Antecipando eventuais críticas, perante outros planos apresentados no passado, Maria Luís Albuquerque garantiu que “desta é diferente”. Até porque o momento é outro: “É especialmente clara a constatação de que o financiamento das nossas prioridades não pode depender exclusivamente dos orçamentos públicos. É indispensável a participação privada”, disse. Ademais, agora há “determinação política” para se avançar.
São exatamente os mercados mais pequenos e periféricos [como Portugal] que mais têm a ganhar com esta abordagem.

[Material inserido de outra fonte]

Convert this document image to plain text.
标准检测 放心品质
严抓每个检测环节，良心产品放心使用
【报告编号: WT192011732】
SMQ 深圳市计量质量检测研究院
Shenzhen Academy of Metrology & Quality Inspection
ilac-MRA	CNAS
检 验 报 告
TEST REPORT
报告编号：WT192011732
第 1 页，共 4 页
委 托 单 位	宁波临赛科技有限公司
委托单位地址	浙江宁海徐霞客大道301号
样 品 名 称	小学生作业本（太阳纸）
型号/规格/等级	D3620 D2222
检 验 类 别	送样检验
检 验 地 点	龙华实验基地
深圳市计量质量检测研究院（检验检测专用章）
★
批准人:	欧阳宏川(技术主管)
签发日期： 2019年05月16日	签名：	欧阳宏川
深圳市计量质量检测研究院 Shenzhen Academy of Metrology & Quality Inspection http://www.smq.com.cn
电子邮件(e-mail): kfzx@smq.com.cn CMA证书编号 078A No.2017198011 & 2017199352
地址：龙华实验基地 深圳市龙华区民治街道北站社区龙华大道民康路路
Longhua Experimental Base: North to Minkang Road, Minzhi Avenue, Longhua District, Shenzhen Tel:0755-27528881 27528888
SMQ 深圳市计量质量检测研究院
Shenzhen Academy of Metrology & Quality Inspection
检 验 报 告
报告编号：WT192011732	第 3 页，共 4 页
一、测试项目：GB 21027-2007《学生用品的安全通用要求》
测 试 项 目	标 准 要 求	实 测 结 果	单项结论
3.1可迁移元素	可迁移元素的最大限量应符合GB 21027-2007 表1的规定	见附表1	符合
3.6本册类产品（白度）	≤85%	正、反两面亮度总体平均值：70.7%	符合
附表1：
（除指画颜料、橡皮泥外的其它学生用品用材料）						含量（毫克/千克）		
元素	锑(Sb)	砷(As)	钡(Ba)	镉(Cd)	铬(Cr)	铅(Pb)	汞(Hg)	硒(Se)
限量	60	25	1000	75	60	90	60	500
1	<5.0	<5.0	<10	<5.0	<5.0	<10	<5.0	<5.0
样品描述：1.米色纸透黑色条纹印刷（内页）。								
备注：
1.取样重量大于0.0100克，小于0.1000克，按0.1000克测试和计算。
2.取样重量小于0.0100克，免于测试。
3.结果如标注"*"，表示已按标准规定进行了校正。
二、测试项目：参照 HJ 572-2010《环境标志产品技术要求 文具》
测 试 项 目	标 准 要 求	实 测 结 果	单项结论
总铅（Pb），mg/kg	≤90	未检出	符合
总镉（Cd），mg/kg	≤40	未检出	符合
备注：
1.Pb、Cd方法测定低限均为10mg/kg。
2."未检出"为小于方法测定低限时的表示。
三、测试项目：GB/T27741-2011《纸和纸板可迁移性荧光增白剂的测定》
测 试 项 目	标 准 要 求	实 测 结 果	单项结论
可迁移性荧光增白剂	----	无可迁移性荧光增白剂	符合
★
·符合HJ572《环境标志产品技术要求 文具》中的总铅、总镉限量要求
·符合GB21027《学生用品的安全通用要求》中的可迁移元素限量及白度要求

Evitar legislar “na medida do possível”
Além de tudo isto, a Comissão Europeia está também preocupada com “barreiras alheias à regulação dos mercados de capitais”, tais como as que “resultam de legislação fiscal ou societária”, disse, lembrando que está em curso uma consulta ao mercado, até ao dia 10 de junho, para ajudar a identificá-las. São, para Maria Luís, “barreiras que temos tolerado porque representam zonas de conforto para alguns atores do mercado financeiro ou para alguns Estados-membros. Mas construir um mercado eficiente depende da remoção” das mesmas, indicou.
“Somos agnósticos quanto aos instrumentos a utilizar. Legislação, recomendações, reforço na implementação e enforcement, usaremos os instrumentos mais eficazes para cada objetivo, tentando, na medida do possível, evitar legislar quando outras opções estejam disponíveis”, prometeu, ao mesmo tempo que reconheceu que muitas das iniciativas terão de ser aplicadas pelos próprios governos nacionais.
Dito isso, Maria Luís Albuquerque asseverou que Portugal é dos países que mais têm a ganhar com uma boa implantação da União das Poupanças e dos Investimentos: “São exatamente os mercados mais pequenos e periféricos que mais têm a ganhar com esta abordagem, beneficiando de uma maior interligação e acesso a mercados maiores. Os investidores terão acesso a produtos mais líquidos e diversificados, e as empresas a fontes de financiamento mais alargadas”, além do financiamento bancário já existente e amplamente disponível.
“Nós precisamos de avançar, estamos de acordo em que áreas, e temos de ter um atitude em que temos de avançar em muitos aspetos ao mesmo tempo. A abordagem incremental, uma coisa de cada vez, não funcionou e não vai funcionar. Temos de fazer tudo, tentar promover todas as iniciativas em simultânea, o que será obviamente muito desafiante”, defendeu Maria Luís Albuquerque. “As propostas são ambiciosas e o meu empenho em prossegui-las é total”, concluiu.